La inscripción de la “Ciudad Histórica de Guanajuato y Minas Adyacentes” en la lista del Patrimonio Mundial, fue aplaudida por propios y extraños, pero, a treinta y cuatro años de su inscripción y por las malas administraciones pasadas y presentes, muchos de esos atributos que la hicieron merecedor de tal distinción se han ido perdiendo, a tal grado, que por los caprichos de los gobernantes ignorantes y corruptos que la ciudad de Guanajuato ha tenido y que se han recrudecido con el actuar del Presimiente Municipal actual, prácticamente han desaparecido ya. 

Es necesario reconocer que cada día el viajero es más conocedor y exigente; a tal grado que, atraído por la riqueza natural, histórica y cultural, busca nuevos desarrollos y en muchos de los casos, trata de alejarse de los modelos tradicionales en los que el sol y playa no bastan. Para esta nueva modalidad y perspectiva, el viajero busca la calidad del sitio y en mucho, ésta les viene garantizada por las inscripciones patrimoniales y mundiales emitidas por las instituciones internacionales de la UNESCO. 
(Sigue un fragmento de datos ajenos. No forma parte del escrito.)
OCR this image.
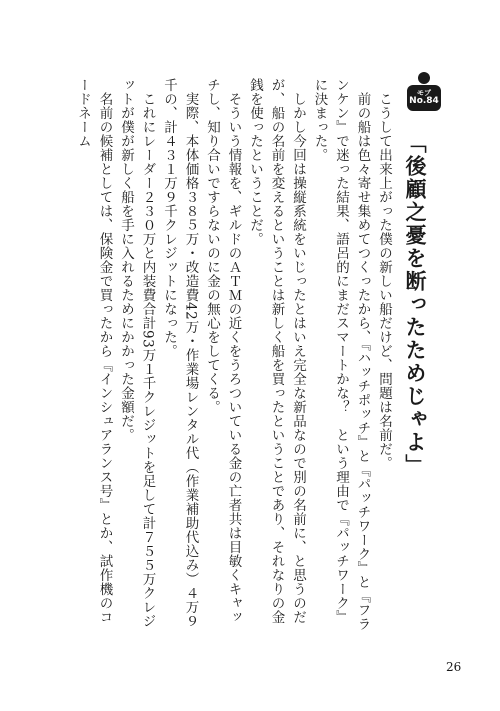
モブ
No.84
「後顧之憂を断ったためじゃよ」

　こうして出来上がった僕の新しい船だけど、問題は名前だ。

　前の船は色々寄せ集めてつくったから、『ハッチポッチ』と『パッチワーク』と『フランケン』で迷った結果、語呂的にまだスマートかな？　という理由で『パッチワーク』に決まった。

　しかし今回は操縦系統をいじったとはいえ完全な新品なので別の名前に、と思うのだが、船の名前を変えるということは新しく船を買ったということであり、それなりの金銭を使ったということだ。

　そういう情報を、ギルドのＡＴＭの近くをうろついている金の亡者共は目敏くキャッチし、知り合いですらないのに金の無心をしてくる。

　実際、本体価格３８５万・改造費42万・作業場レンタル代（作業補助代込み）４万９千の、計４３１万９千クレジットになった。

　これにレーダー２３０万と内装費合計93万１千クレジットを足して計７５５万クレジットが僕が新しく船を手に入れるためにかかった金額だ。

　名前の候補としては、保険金で買ったから『インシュアランス号』とか、試作機のコードネーム

26
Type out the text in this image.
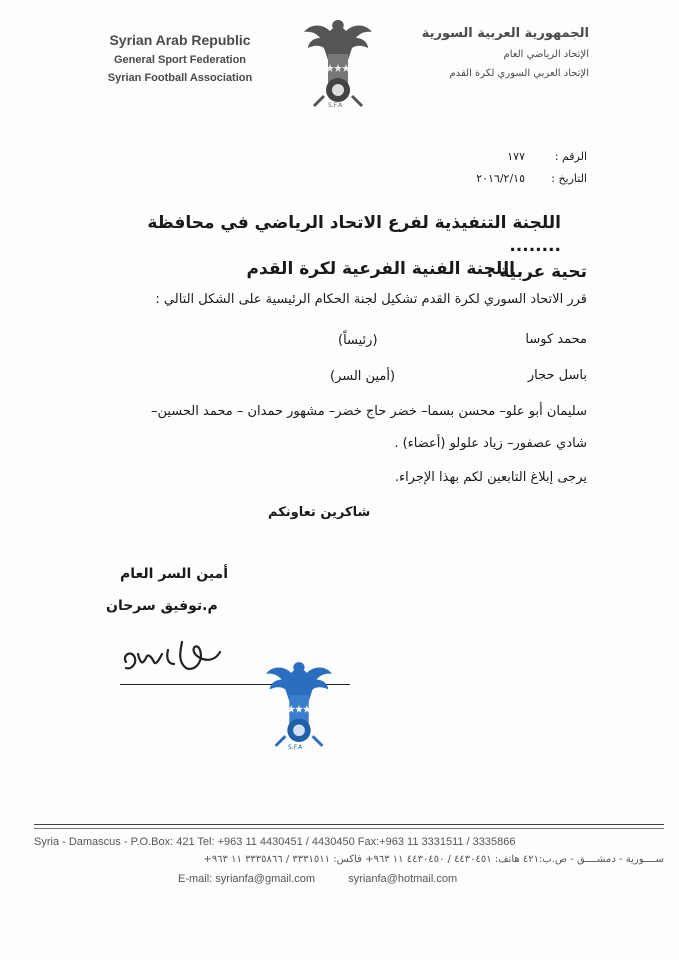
Syrian Arab Republic
General Sport Federation
Syrian Football Association
S.F.A
الجمهورية العربية السورية
الإتحاد الرياضي العام
الإتحاد العربي السوري لكرة القدم
الرقم :
١٧٧
التاريخ :
٢٠١٦/٢/١٥
اللجنة التنفيذية لفرع الاتحاد الرياضي في محافظة ........
اللجنة الفنية الفرعية لكرة القدم
تحية عربية :
قرر الاتحاد السوري لكرة القدم تشكيل لجنة الحكام الرئيسية على الشكل التالي :
محمد كوسا
(رئيساً)
باسل حجار
(أمين السر)
سليمان أبو علو– محسن بسما– خضر حاج خضر– مشهور حمدان – محمد الحسين–
شادي عصفور– زياد علولو (أعضاء) .
يرجى إبلاغ التابعين لكم بهذا الإجراء.
شاكرين تعاونكم
أمين السر العام
م.توفيق سرحان
S.F.A
Syria - Damascus - P.O.Box: 421 Tel: +963 11 4430451 / 4430450 Fax:+963 11 3331511 / 3335866
ســــورية - دمشــــق - ص.ب:٤٢١ هاتف: ٤٤٣٠٤٥١ / ٤٤٣٠٤٥٠ ١١ ٩٦٣+ فاكس: ٣٣٣١٥١١ / ٣٣٣٥٨٦٦ ١١ ٩٦٣+
E-mail: syrianfa@gmail.com	syrianfa@hotmail.com
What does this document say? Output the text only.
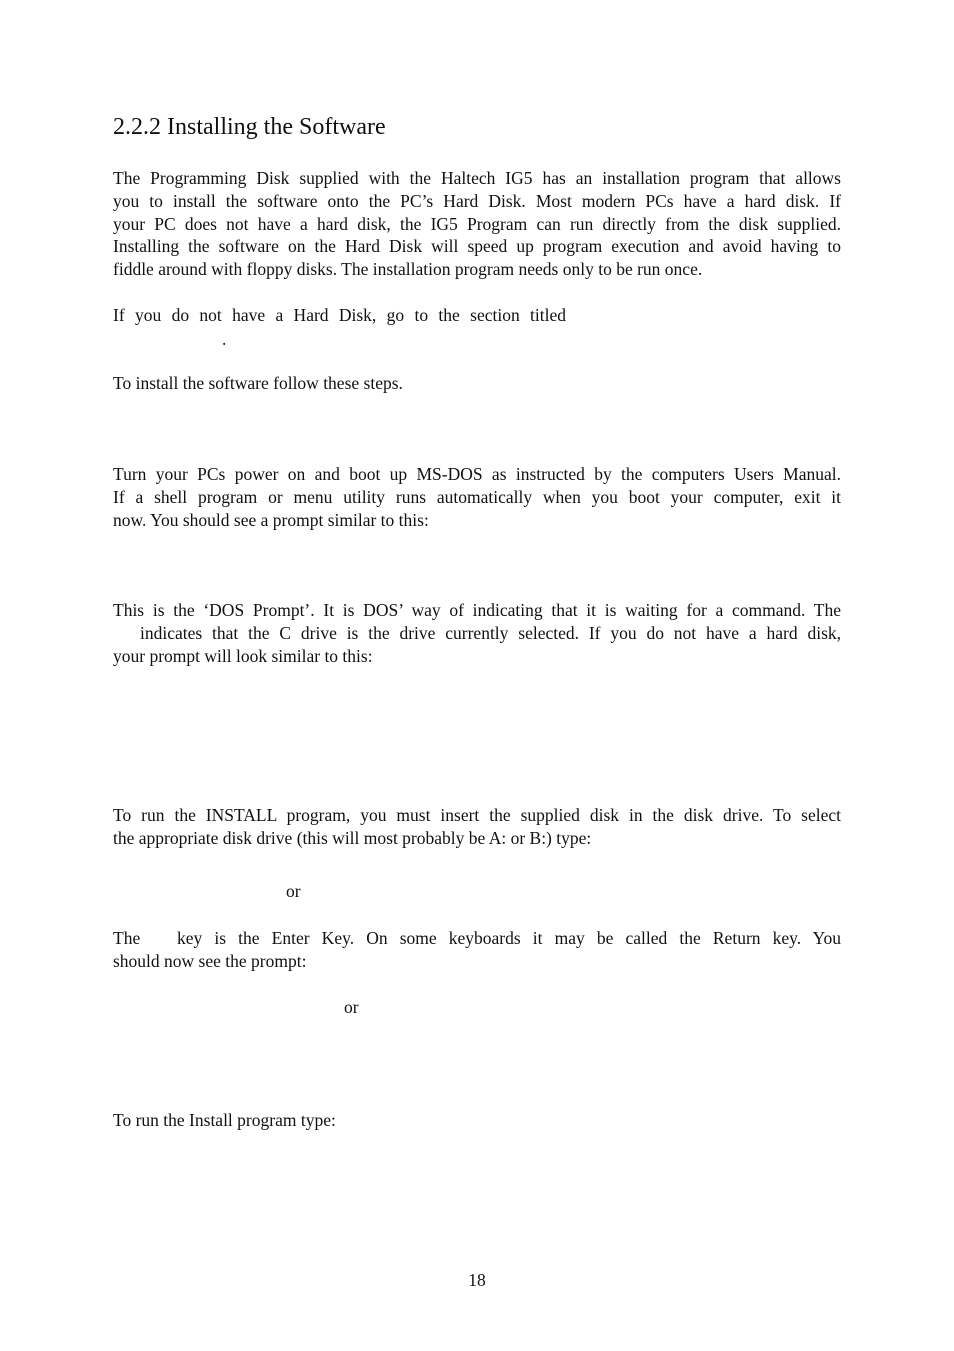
2.2.2 Installing the Software
The Programming Disk supplied with the Haltech IG5 has an installation program that allows
you to install the software onto the PC’s Hard Disk. Most modern PCs have a hard disk. If
your PC does not have a hard disk, the IG5 Program can run directly from the disk supplied.
Installing the software on the Hard Disk will speed up program execution and avoid having to
fiddle around with floppy disks. The installation program needs only to be run once.
If you do not have a Hard Disk, go to the section titled
.
To install the software follow these steps.
Turn your PCs power on and boot up MS-DOS as instructed by the computers Users Manual.
If a shell program or menu utility runs automatically when you boot your computer, exit it
now. You should see a prompt similar to this:
This is the ‘DOS Prompt’. It is DOS’ way of indicating that it is waiting for a command. The
indicates that the C drive is the drive currently selected. If you do not have a hard disk,
your prompt will look similar to this:
To run the INSTALL program, you must insert the supplied disk in the disk drive. To select
the appropriate disk drive (this will most probably be A: or B:) type:
or
The key is the Enter Key. On some keyboards it may be called the Return key. You
should now see the prompt:
or
To run the Install program type:
18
México, es el primer país del Continente Americano y uno de los diez países en el mundo con más ciudades y sitios inscritos en la lista del Patrimonio Natural y Cultural de la Humanidad, lo que nos permite entender con mayor claridad, la monumental riqueza patrimonial que en el terreno de la natura y de la cultura, México, como país posee. Orgullosamente el Estado de Guanajuato, tiene dos sitios inscritos en la lista del Patrimonio Mundial: San Miguel de Allende y el Santuario Nazareno de Atotonilco; y Guanajuato Capital. Digo ORGULLOSAMENTE, porque así es como deberíamos de presentar estos sitios a los visitantes nacionales y extranjeros. Mostrar con orgullo y dignidad toda la riqueza y autenticidad de nuestros pueblos. Desgraciadamente y para el caso que nos ocupa, las supuestas autoridades de Guanajuato Capital se han empeñado en deformar la monumentalidad de nuestro patrimonio y con maquillajes totalmente carnavalescos, han deformado la riqueza patrimonial y las consideraciones por las cuales la UNESCO decide 

inscribir en la lista del Patrimonio Mundial a la ciudad de Guanajuato y como resultado de lo anterior, están deformando también, la vivencia y la experiencia de los visitantes. 
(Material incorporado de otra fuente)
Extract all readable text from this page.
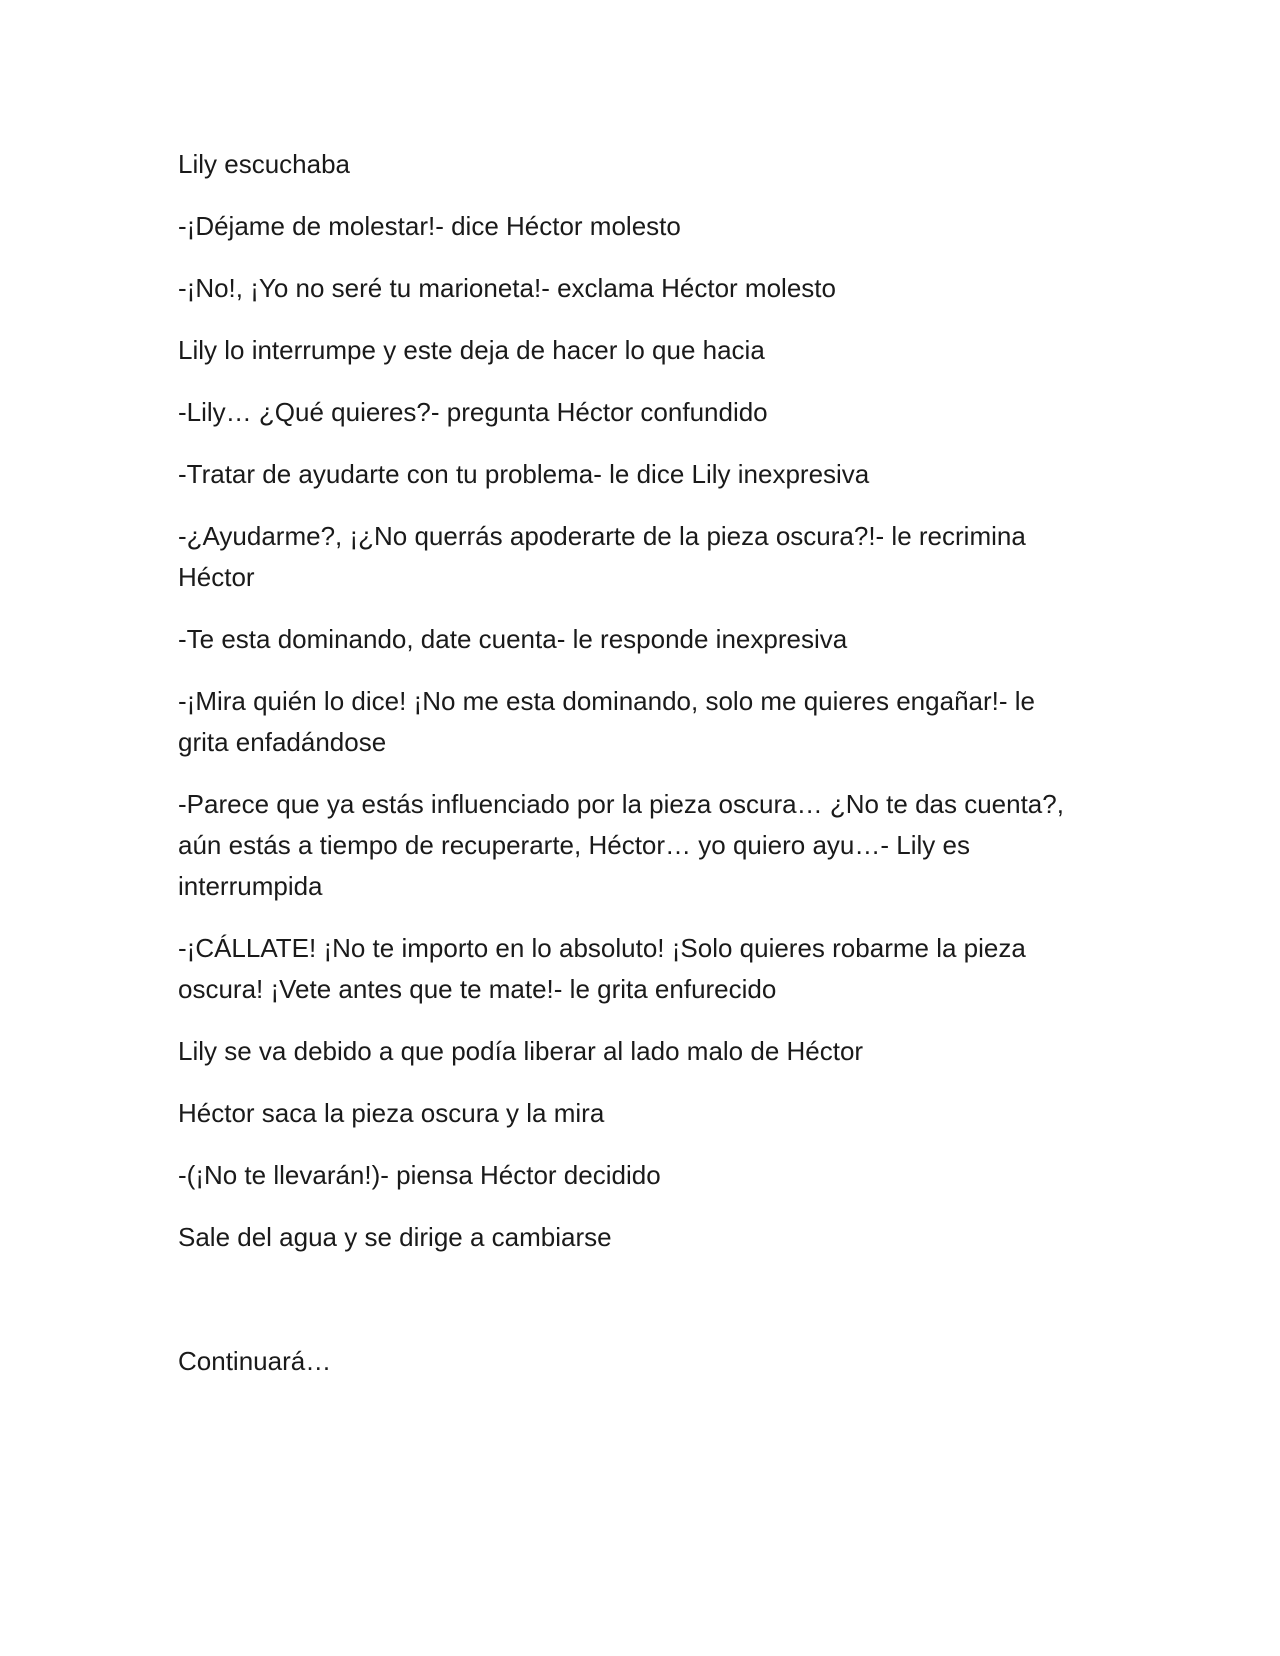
Lily escuchaba

-¡Déjame de molestar!- dice Héctor molesto

-¡No!, ¡Yo no seré tu marioneta!- exclama Héctor molesto

Lily lo interrumpe y este deja de hacer lo que hacia

-Lily… ¿Qué quieres?- pregunta Héctor confundido

-Tratar de ayudarte con tu problema- le dice Lily inexpresiva

-¿Ayudarme?, ¡¿No querrás apoderarte de la pieza oscura?!- le recrimina Héctor

-Te esta dominando, date cuenta- le responde inexpresiva

-¡Mira quién lo dice! ¡No me esta dominando, solo me quieres engañar!- le grita enfadándose

-Parece que ya estás influenciado por la pieza oscura… ¿No te das cuenta?, aún estás a tiempo de recuperarte, Héctor… yo quiero ayu…- Lily es interrumpida

-¡CÁLLATE! ¡No te importo en lo absoluto! ¡Solo quieres robarme la pieza oscura! ¡Vete antes que te mate!- le grita enfurecido

Lily se va debido a que podía liberar al lado malo de Héctor

Héctor saca la pieza oscura y la mira

-(¡No te llevarán!)- piensa Héctor decidido

Sale del agua y se dirige a cambiarse

Continuará…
Algunos se habrán preguntado: ¿Ante la desmedida ambición del Presimiente Municipal y el empecinamiento de meter dentro del polígono considerado por la UNESCO ese aberrante mercado con momias, se puede perder el reconocimiento como Patrimonio Cultural de la Humanidad? 

Por supuesto que sí, el municipio no cuenta con los permisos ni autorizaciones del INAH, ICOMOS ni UNESCO, y si la UNESCO es quien, a partir de la propuesta de ICOMOS inscribe tal o cual sitio en la lista del patrimonio mundial; al contravenir el cabildo guanajuatense las disposiciones de las instancias responsables, por supuesto que Guanajuato Capital puede perder en lo automático el reconocimiento respectivo. 

Detengamos estos caprichos, exijamos al Presimiente que hable con la verdad, defendamos nuestros bienes patrimoniales y digamos NO a tanta aberración. 

*Doctor en Pensamiento Español e Iberoamericano Universidad Autónoma de Madrid, España.